| name | to-tickets |
| description | Break a plan, spec, or current conversation into tracer-bullet tickets with explicit blocking edges, published as local Markdown or native tracker relationships. |
To Tickets
Break a plan, spec, or conversation into tickets — tracer-bullet vertical slices, each declaring the tickets that block it.
The issue tracker and workflow label vocabulary should already be configured. Run $setup-matt-pocock-skills if they are not.
Process
1. Gather context
Work from the context already in the conversation. If the user passes a spec path, issue number, or URL, fetch it and read its full body and comments.
2. Explore the codebase when needed
Understand enough of the current code to draft realistic slices. Use the project's domain glossary vocabulary in ticket titles and descriptions, and respect ADRs in the area being changed.
Look for prefactoring that makes the feature easier: make the change easy, then make the easy change.
3. Draft tracer bullets
For ordinary work, every ticket must:
- Cut a narrow but complete path through the layers it actually touches — vertical, not one horizontal layer
- Be demoable or independently verifiable
- Fit in one fresh context window
- Declare every blocking edge; no blockers means it can start immediately
Prefactoring may come first when it creates the seam needed by later tracer bullets.
Wide refactors
A wide refactor is the exception to vertical slicing: one mechanical change, such as renaming a shared column or retyping a common symbol, whose blast radius fans across the codebase so no narrow vertical slice can land green.
Sequence a wide refactor as expand–contract:
- Expand — add the new form beside the old without breaking callers.
- Migrate — move callers in batches sized by blast radius, such as one package or directory per ticket. Every batch is blocked by expand.
- Contract — remove the old form only after every migration ticket is complete.
Keep CI green after each ticket. If individual migration batches cannot stay green, use an integration branch and make them all block one final integrate-and-verify ticket. Treat this as an explicit exception, not a reason to turn ordinary feature work into horizontal slices.
4. Confirm the breakdown
Present a numbered list. For every ticket show:
- Title
- Blocked by
- What it delivers
Ask the user whether the granularity and blocking edges are correct and whether tickets should be merged or split.

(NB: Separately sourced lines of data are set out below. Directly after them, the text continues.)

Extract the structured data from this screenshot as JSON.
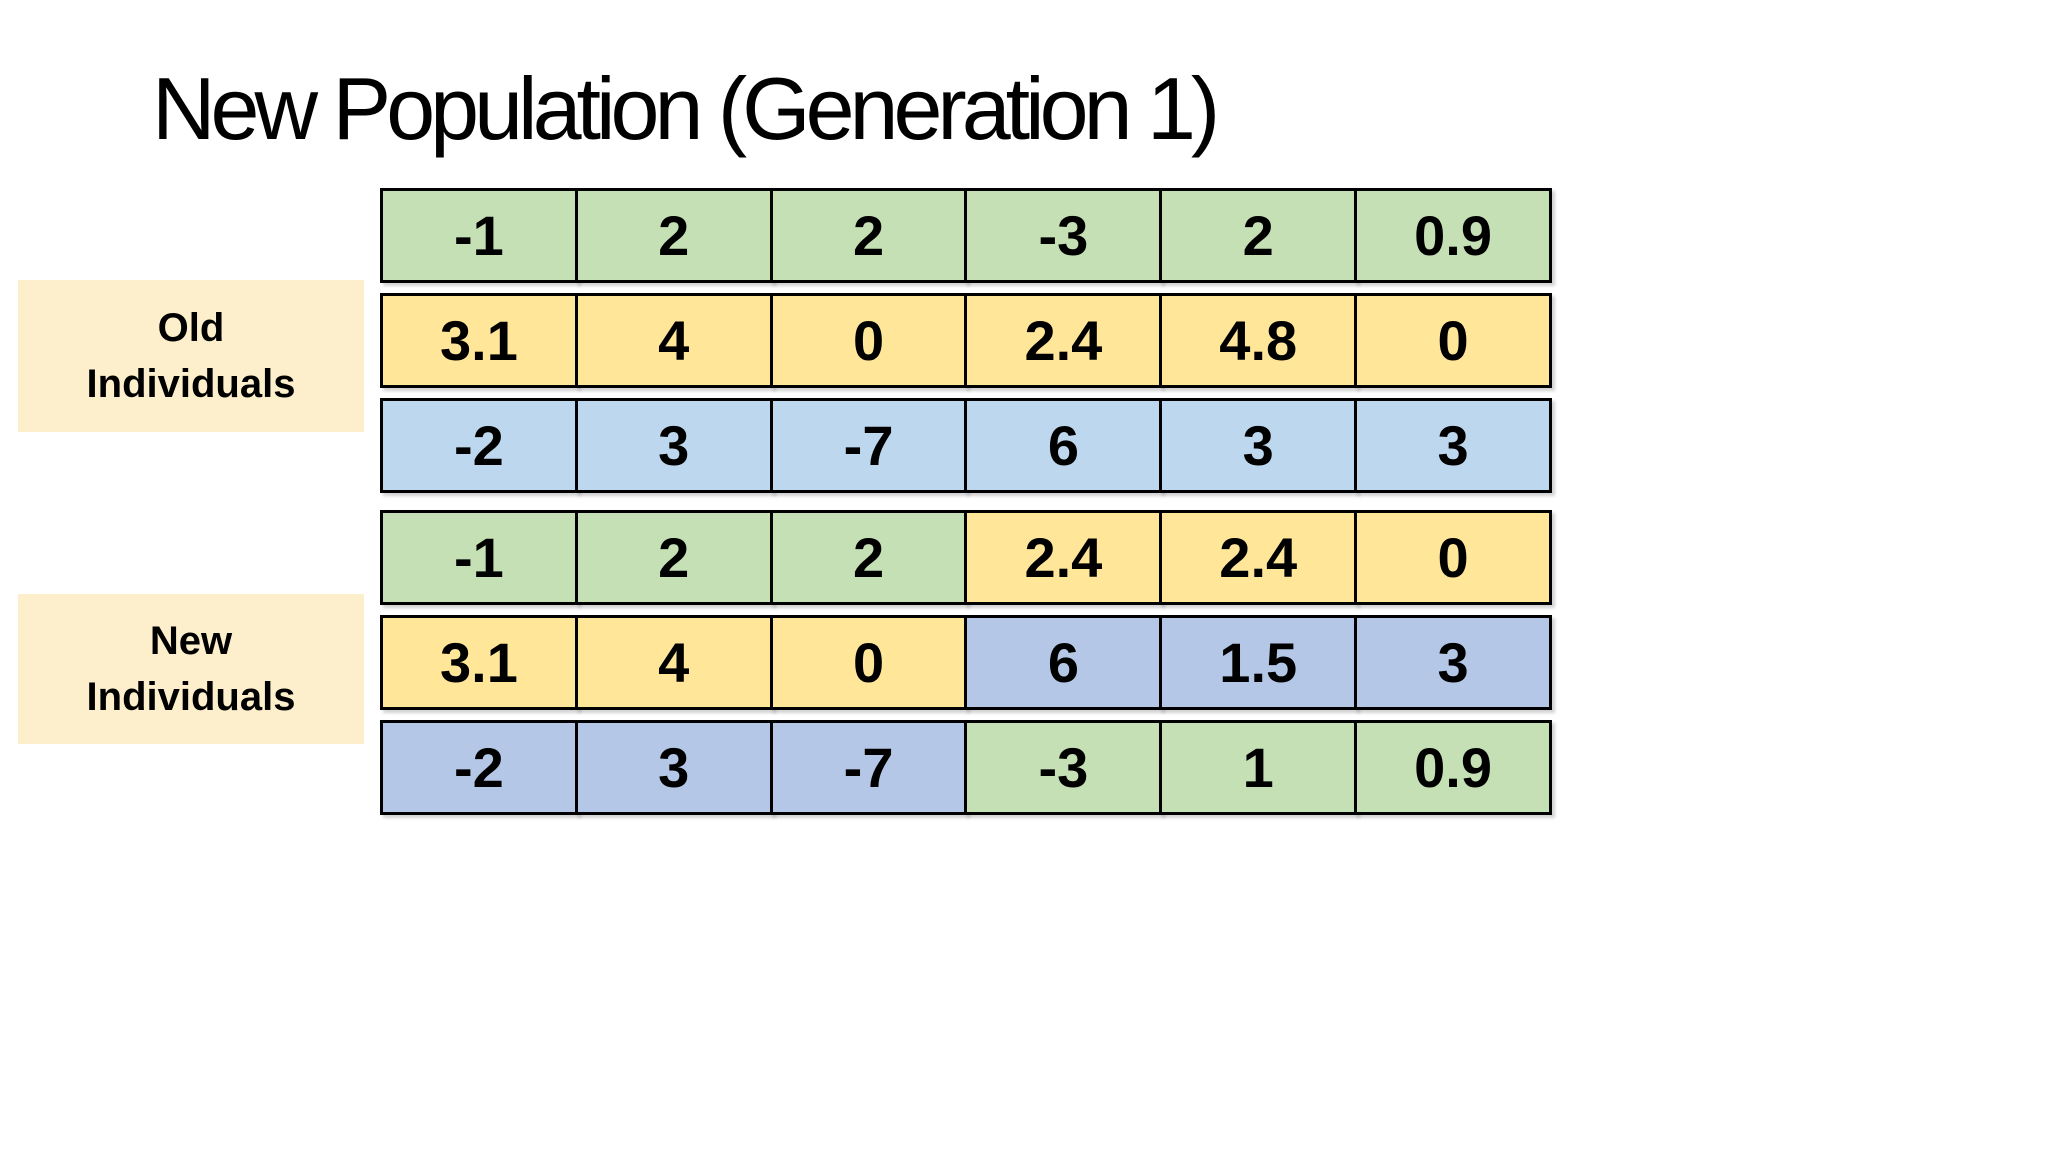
{
  "title": "New Population (Generation 1)",
  "colors": {
    "green": "#C5E0B4",
    "yellow": "#FFE699",
    "sky_blue": "#BDD7EE",
    "periwinkle": "#B4C7E7",
    "label_background": "#FDEFCB",
    "cell_border": "#000000",
    "text": "#000000",
    "slide_background": "#FFFFFF"
  },
  "groups": [
    {
      "label": "Old\nIndividuals",
      "rows": [
        {
          "cells": [
            {
              "value": "-1",
              "color": "green"
            },
            {
              "value": "2",
              "color": "green"
            },
            {
              "value": "2",
              "color": "green"
            },
            {
              "value": "-3",
              "color": "green"
            },
            {
              "value": "2",
              "color": "green"
            },
            {
              "value": "0.9",
              "color": "green"
            }
          ]
        },
        {
          "cells": [
            {
              "value": "3.1",
              "color": "yellow"
            },
            {
              "value": "4",
              "color": "yellow"
            },
            {
              "value": "0",
              "color": "yellow"
            },
            {
              "value": "2.4",
              "color": "yellow"
            },
            {
              "value": "4.8",
              "color": "yellow"
            },
            {
              "value": "0",
              "color": "yellow"
            }
          ]
        },
        {
          "cells": [
            {
              "value": "-2",
              "color": "sky_blue"
            },
            {
              "value": "3",
              "color": "sky_blue"
            },
            {
              "value": "-7",
              "color": "sky_blue"
            },
            {
              "value": "6",
              "color": "sky_blue"
            },
            {
              "value": "3",
              "color": "sky_blue"
            },
            {
              "value": "3",
              "color": "sky_blue"
            }
          ]
        }
      ]
    },
    {
      "label": "New\nIndividuals",
      "rows": [
        {
          "cells": [
            {
              "value": "-1",
              "color": "green"
            },
            {
              "value": "2",
              "color": "green"
            },
            {
              "value": "2",
              "color": "green"
            },
            {
              "value": "2.4",
              "color": "yellow"
            },
            {
              "value": "2.4",
              "color": "yellow"
            },
            {
              "value": "0",
              "color": "yellow"
            }
          ]
        },
        {
          "cells": [
            {
              "value": "3.1",
              "color": "yellow"
            },
            {
              "value": "4",
              "color": "yellow"
            },
            {
              "value": "0",
              "color": "yellow"
            },
            {
              "value": "6",
              "color": "periwinkle"
            },
            {
              "value": "1.5",
              "color": "periwinkle"
            },
            {
              "value": "3",
              "color": "periwinkle"
            }
          ]
        },
        {
          "cells": [
            {
              "value": "-2",
              "color": "periwinkle"
            },
            {
              "value": "3",
              "color": "periwinkle"
            },
            {
              "value": "-7",
              "color": "periwinkle"
            },
            {
              "value": "-3",
              "color": "green"
            },
            {
              "value": "1",
              "color": "green"
            },
            {
              "value": "0.9",
              "color": "green"
            }
          ]
        }
      ]
    }
  ]
}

Iterate until the user approves the breakdown.
5. Publish to the configured tracker
Publish blockers before dependents.
- Local files → write one ticket-set file at the location configured in
docs/agents/issue-tracker.md (default .scratch/<feature-slug>/tickets.md). List tickets in dependency order, represent blocking edges by title, and record the configured ready state on each ticket.
- Real issue tracker → publish one issue per ticket. Prefer native parent/sub-issue and blocking relationships; use body references as the fallback. Apply the
ready-for-agent label unless instructed otherwise.

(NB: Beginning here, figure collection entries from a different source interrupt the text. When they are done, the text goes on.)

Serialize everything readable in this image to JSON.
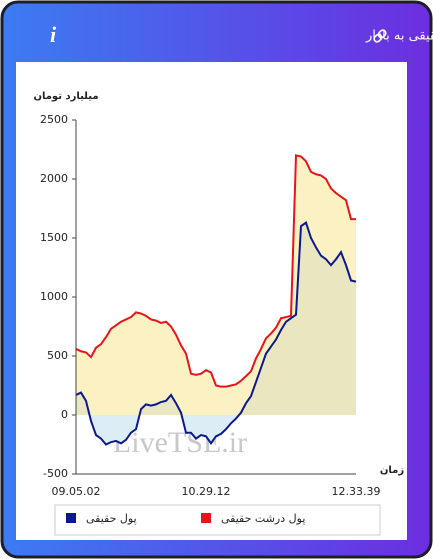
{
  "header": {
    "title": "برآیند ورود و خروج پول حقیقی و پول درشت حقیقی به بازار",
    "info": "i"
  },
  "chart_data": {
    "type": "area",
    "y_label": "میلیارد تومان",
    "x_label": "زمان",
    "watermark": "LiveTSE.ir",
    "categories": [
      "09.05.02",
      null,
      null,
      null,
      null,
      null,
      null,
      null,
      null,
      null,
      null,
      null,
      null,
      null,
      null,
      null,
      null,
      null,
      null,
      null,
      null,
      null,
      null,
      null,
      null,
      null,
      "10.29.12",
      null,
      null,
      null,
      null,
      null,
      null,
      null,
      null,
      null,
      null,
      null,
      null,
      null,
      null,
      null,
      null,
      null,
      null,
      null,
      null,
      null,
      null,
      null,
      null,
      null,
      null,
      null,
      null,
      null,
      "12.33.39"
    ],
    "ylim": [
      -500,
      2500
    ],
    "yticks": [
      -500,
      0,
      500,
      1000,
      1500,
      2000,
      2500
    ],
    "series": [
      {
        "name": "پول درشت حقیقی",
        "color": "#e8141a",
        "fill": "#fcf1c3",
        "negative_fill": "#fcf1c3",
        "values": [
          560,
          540,
          530,
          490,
          570,
          600,
          660,
          730,
          760,
          790,
          810,
          830,
          870,
          860,
          840,
          810,
          800,
          780,
          790,
          750,
          680,
          590,
          520,
          350,
          340,
          350,
          380,
          360,
          250,
          240,
          240,
          250,
          260,
          290,
          330,
          370,
          480,
          560,
          650,
          690,
          740,
          820,
          830,
          840,
          2200,
          2190,
          2150,
          2060,
          2040,
          2030,
          2000,
          1920,
          1880,
          1850,
          1820,
          1660,
          1660
        ]
      },
      {
        "name": "پول حقیقی",
        "color": "#0a1a8c",
        "fill": "#e9e6c0",
        "negative_fill": "#dcedf6",
        "values": [
          170,
          190,
          120,
          -50,
          -170,
          -200,
          -250,
          -230,
          -220,
          -240,
          -210,
          -150,
          -120,
          50,
          90,
          80,
          90,
          110,
          120,
          170,
          100,
          20,
          -150,
          -150,
          -200,
          -170,
          -180,
          -240,
          -180,
          -160,
          -120,
          -70,
          -30,
          20,
          100,
          160,
          280,
          400,
          520,
          580,
          640,
          720,
          790,
          820,
          850,
          1600,
          1630,
          1500,
          1420,
          1350,
          1320,
          1270,
          1320,
          1380,
          1270,
          1140,
          1130
        ]
      }
    ]
  }
}
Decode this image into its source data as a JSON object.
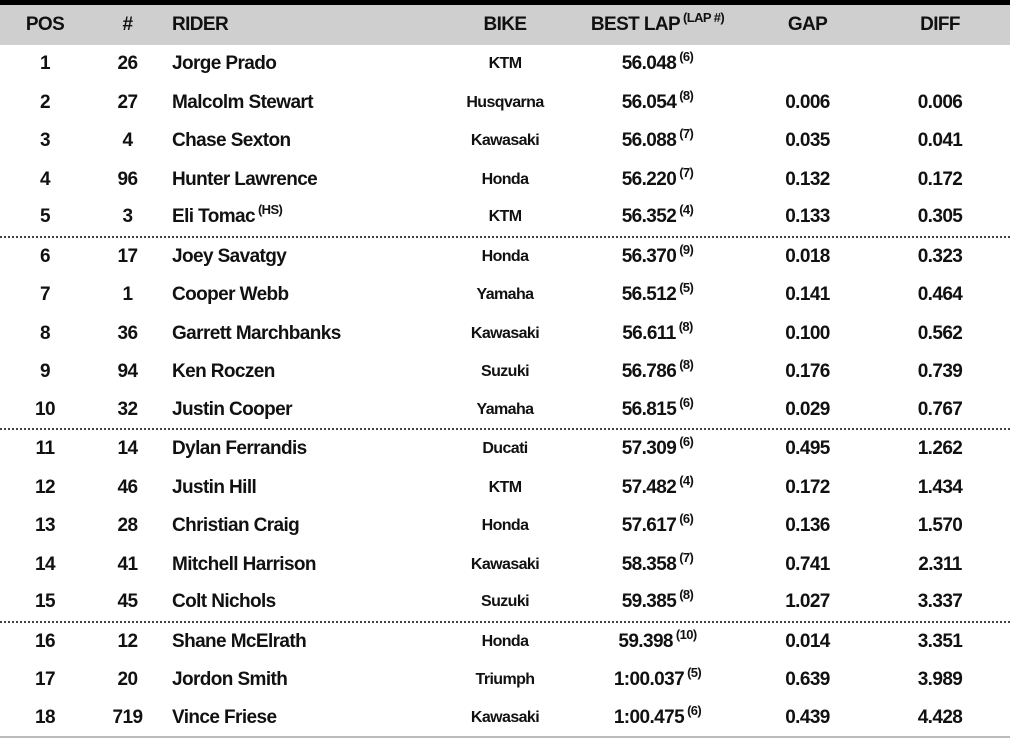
{
  "headers": {
    "pos": "POS",
    "num": "#",
    "rider": "RIDER",
    "bike": "BIKE",
    "best": "BEST LAP",
    "best_sup": "(LAP #)",
    "gap": "GAP",
    "diff": "DIFF"
  },
  "rows": [
    {
      "pos": "1",
      "num": "26",
      "rider": "Jorge Prado",
      "tag": "",
      "bike": "KTM",
      "best": "56.048",
      "lap": "(6)",
      "gap": "",
      "diff": ""
    },
    {
      "pos": "2",
      "num": "27",
      "rider": "Malcolm Stewart",
      "tag": "",
      "bike": "Husqvarna",
      "best": "56.054",
      "lap": "(8)",
      "gap": "0.006",
      "diff": "0.006"
    },
    {
      "pos": "3",
      "num": "4",
      "rider": "Chase Sexton",
      "tag": "",
      "bike": "Kawasaki",
      "best": "56.088",
      "lap": "(7)",
      "gap": "0.035",
      "diff": "0.041"
    },
    {
      "pos": "4",
      "num": "96",
      "rider": "Hunter Lawrence",
      "tag": "",
      "bike": "Honda",
      "best": "56.220",
      "lap": "(7)",
      "gap": "0.132",
      "diff": "0.172"
    },
    {
      "pos": "5",
      "num": "3",
      "rider": "Eli Tomac",
      "tag": "(HS)",
      "bike": "KTM",
      "best": "56.352",
      "lap": "(4)",
      "gap": "0.133",
      "diff": "0.305"
    },
    {
      "pos": "6",
      "num": "17",
      "rider": "Joey Savatgy",
      "tag": "",
      "bike": "Honda",
      "best": "56.370",
      "lap": "(9)",
      "gap": "0.018",
      "diff": "0.323"
    },
    {
      "pos": "7",
      "num": "1",
      "rider": "Cooper Webb",
      "tag": "",
      "bike": "Yamaha",
      "best": "56.512",
      "lap": "(5)",
      "gap": "0.141",
      "diff": "0.464"
    },
    {
      "pos": "8",
      "num": "36",
      "rider": "Garrett Marchbanks",
      "tag": "",
      "bike": "Kawasaki",
      "best": "56.611",
      "lap": "(8)",
      "gap": "0.100",
      "diff": "0.562"
    },
    {
      "pos": "9",
      "num": "94",
      "rider": "Ken Roczen",
      "tag": "",
      "bike": "Suzuki",
      "best": "56.786",
      "lap": "(8)",
      "gap": "0.176",
      "diff": "0.739"
    },
    {
      "pos": "10",
      "num": "32",
      "rider": "Justin Cooper",
      "tag": "",
      "bike": "Yamaha",
      "best": "56.815",
      "lap": "(6)",
      "gap": "0.029",
      "diff": "0.767"
    },
    {
      "pos": "11",
      "num": "14",
      "rider": "Dylan Ferrandis",
      "tag": "",
      "bike": "Ducati",
      "best": "57.309",
      "lap": "(6)",
      "gap": "0.495",
      "diff": "1.262"
    },
    {
      "pos": "12",
      "num": "46",
      "rider": "Justin Hill",
      "tag": "",
      "bike": "KTM",
      "best": "57.482",
      "lap": "(4)",
      "gap": "0.172",
      "diff": "1.434"
    },
    {
      "pos": "13",
      "num": "28",
      "rider": "Christian Craig",
      "tag": "",
      "bike": "Honda",
      "best": "57.617",
      "lap": "(6)",
      "gap": "0.136",
      "diff": "1.570"
    },
    {
      "pos": "14",
      "num": "41",
      "rider": "Mitchell Harrison",
      "tag": "",
      "bike": "Kawasaki",
      "best": "58.358",
      "lap": "(7)",
      "gap": "0.741",
      "diff": "2.311"
    },
    {
      "pos": "15",
      "num": "45",
      "rider": "Colt Nichols",
      "tag": "",
      "bike": "Suzuki",
      "best": "59.385",
      "lap": "(8)",
      "gap": "1.027",
      "diff": "3.337"
    },
    {
      "pos": "16",
      "num": "12",
      "rider": "Shane McElrath",
      "tag": "",
      "bike": "Honda",
      "best": "59.398",
      "lap": "(10)",
      "gap": "0.014",
      "diff": "3.351"
    },
    {
      "pos": "17",
      "num": "20",
      "rider": "Jordon Smith",
      "tag": "",
      "bike": "Triumph",
      "best": "1:00.037",
      "lap": "(5)",
      "gap": "0.639",
      "diff": "3.989"
    },
    {
      "pos": "18",
      "num": "719",
      "rider": "Vince Friese",
      "tag": "",
      "bike": "Kawasaki",
      "best": "1:00.475",
      "lap": "(6)",
      "gap": "0.439",
      "diff": "4.428"
    }
  ]
}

Do not close or modify the parent issue.
Tickets:
A one-line summary of what these tickets build, with a reference to the source spec when one exists.
Work the frontier: any ticket whose blockers are complete. A purely linear chain is worked top to bottom.
Status: ready-for-agent (or the configured equivalent)
What to build: The end-to-end behavior this ticket makes work, from the user's perspective.
Blocked by: The titles of the tickets that gate this one, or "None — can start immediately".
Parent
A reference to the parent issue, when one exists.
What to build
The end-to-end behavior this ticket makes work, from the user's perspective.
Acceptance criteria
Blocked by
- A reference to every blocking ticket, or "None — can start immediately".
In either form, avoid file paths and implementation snippets that will go stale. A concise prototype-derived state machine, reducer, schema, or type shape is acceptable when it is the clearest record of an agreed decision.
Work the frontier one ticket at a time through $delivery-loop, clearing task-specific context between independent tickets when practical.